The chief of the vegetal organs of the human frame, to the evolution of which we now turn our attention, is the alimentary canal. The gut is the oldest of all the organs of the metazoic body, and it leads us back to the earliest age of the formation of organs--to the first section of the Laurentian period. As we have already seen, the result of the first division of labour among the homogeneous cells of the earliest multicellular animal body was the formation of an alimentary cavity. The first duty and first need of every organism is self-preservation. This is met by the functions of the nutrition and the covering of the body. When, therefore, in the primitive globular Blastaea the homogeneous cells began to effect a division of labour, they had first to meet this twofold need. One half were converted into alimentary cells and enclosed a digestive cavity, the gut. The other half became covering cells, and formed an envelope round the alimentary tube and the whole body. Thus arose the primary germinal layers--the inner, alimentary, or vegetal layer, and the outer, covering, or animal layer. (Cf. Chapter 2.19.)

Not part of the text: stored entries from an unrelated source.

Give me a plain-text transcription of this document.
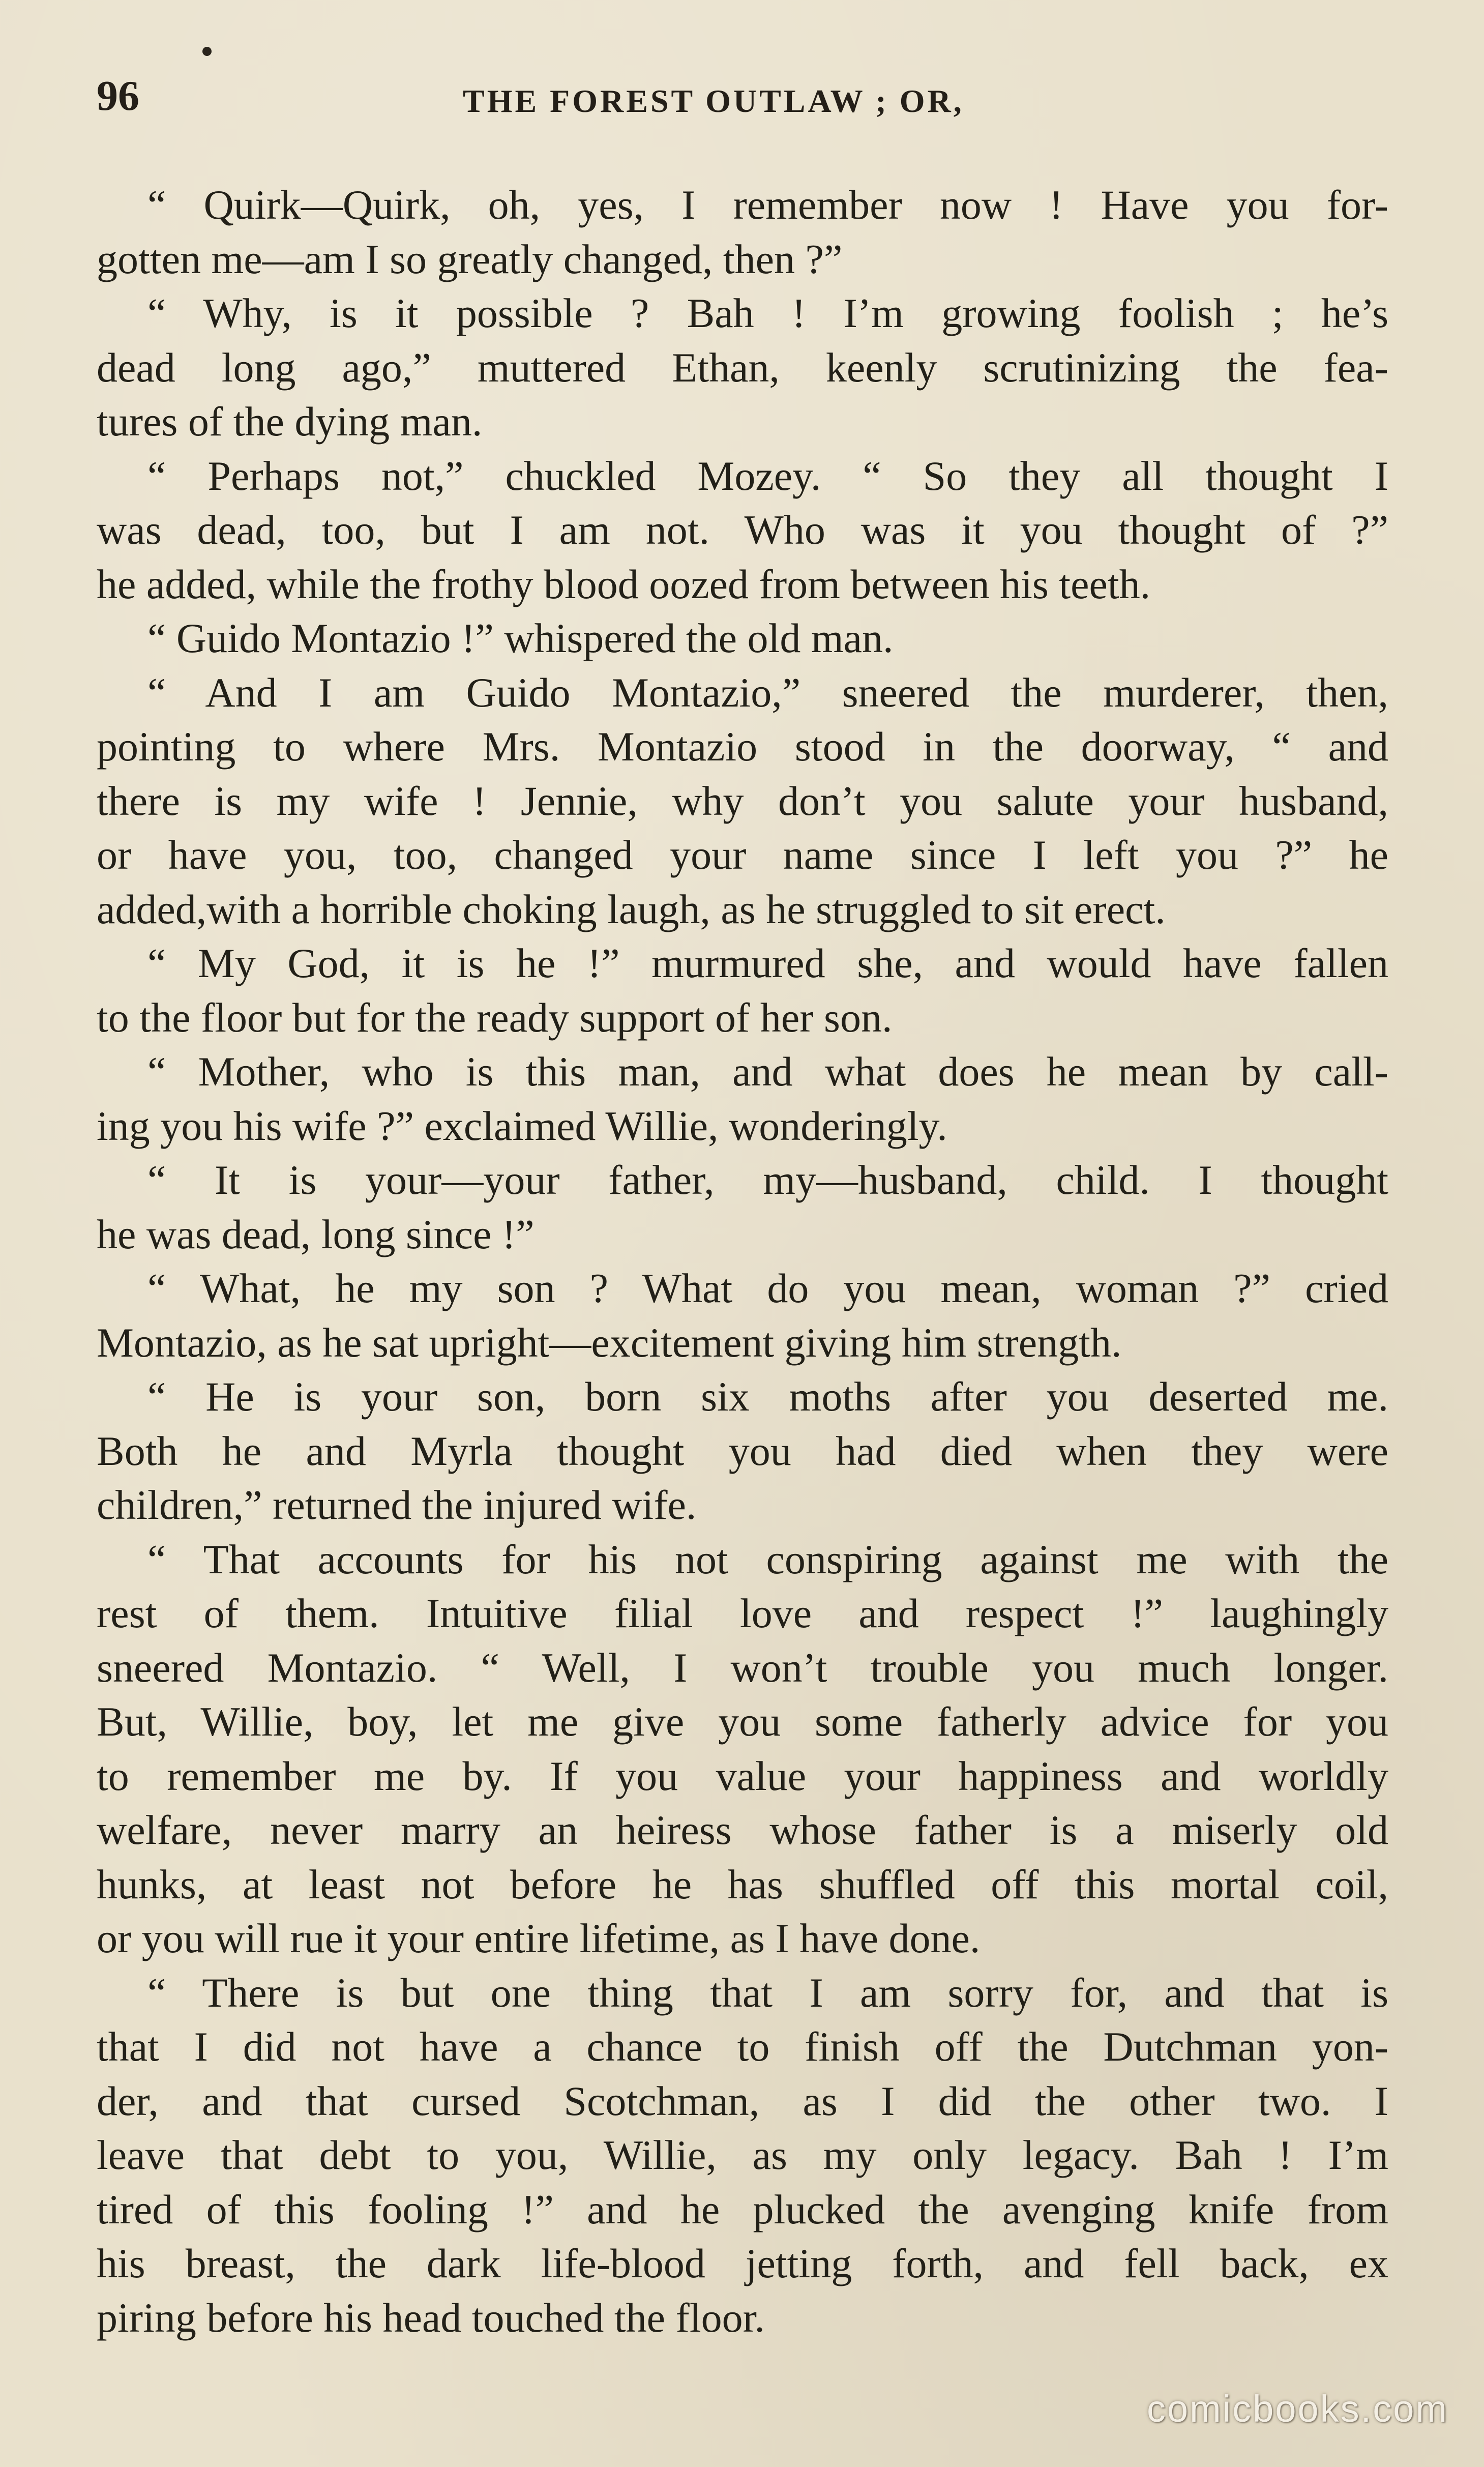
96	THE FOREST OUTLAW ; OR,
“ Quirk—Quirk, oh, yes, I remember now ! Have you for-
gotten me—am I so greatly changed, then ?”
“ Why, is it possible ? Bah ! I’m growing foolish ; he’s
dead long ago,” muttered Ethan, keenly scrutinizing the fea-
tures of the dying man.
“ Perhaps not,” chuckled Mozey. “ So they all thought I
was dead, too, but I am not. Who was it you thought of ?”
he added, while the frothy blood oozed from between his teeth.
“ Guido Montazio !” whispered the old man.
“ And I am Guido Montazio,” sneered the murderer, then,
pointing to where Mrs. Montazio stood in the doorway, “ and
there is my wife ! Jennie, why don’t you salute your husband,
or have you, too, changed your name since I left you ?” he
added,with a horrible choking laugh, as he struggled to sit erect.
“ My God, it is he !” murmured she, and would have fallen
to the floor but for the ready support of her son.
“ Mother, who is this man, and what does he mean by call-
ing you his wife ?” exclaimed Willie, wonderingly.
“ It is your—your father, my—husband, child. I thought
he was dead, long since !”
“ What, he my son ? What do you mean, woman ?” cried
Montazio, as he sat upright—excitement giving him strength.
“ He is your son, born six moths after you deserted me.
Both he and Myrla thought you had died when they were
children,” returned the injured wife.
“ That accounts for his not conspiring against me with the
rest of them. Intuitive filial love and respect !” laughingly
sneered Montazio. “ Well, I won’t trouble you much longer.
But, Willie, boy, let me give you some fatherly advice for you
to remember me by. If you value your happiness and worldly
welfare, never marry an heiress whose father is a miserly old
hunks, at least not before he has shuffled off this mortal coil,
or you will rue it your entire lifetime, as I have done.
“ There is but one thing that I am sorry for, and that is
that I did not have a chance to finish off the Dutchman yon-
der, and that cursed Scotchman, as I did the other two. I
leave that debt to you, Willie, as my only legacy. Bah ! I’m
tired of this fooling !” and he plucked the avenging knife from
his breast, the dark life-blood jetting forth, and fell back, ex
piring before his head touched the floor.
comicbooks.com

When we try to construct an animal frame of the simplest conceivable type, that has some such primitive alimentary canal and the two primary layers constituting its wall, we inevitably come to the very remarkable embryonic form of the gastrula, which we have found with extraordinary persistence throughout the whole range of animals, with the exception of the unicellulars--in the Sponges, Cnidaria, Platodes, Vermalia, Molluscs, Articulates, Echinoderms, Tunicates, and Vertebrates. In all these stems the gastrula recurs in the same very simple form. It is certainly a remarkable fact that the gastrula is found in various animals as a larva-stage in their individual development, and that this gastrula, though much disguised by cenogenetic modifications, has everywhere essentially the same palingenetic structure (Figures 1.30 to 1.35). The elaborate alimentary canal of the higher animals develops ontogenetically from the same simple primitive gut of the gastrula.

This gastraea theory is now accepted by nearly all zoologists. It was first supported and partly modified by Professor Ray-Lankester; he proposed three years afterwards (in his essay on the development of the Molluscs, 1875) to give the name of archenteron to the primitive gut and blastoporus to the primitive mouth.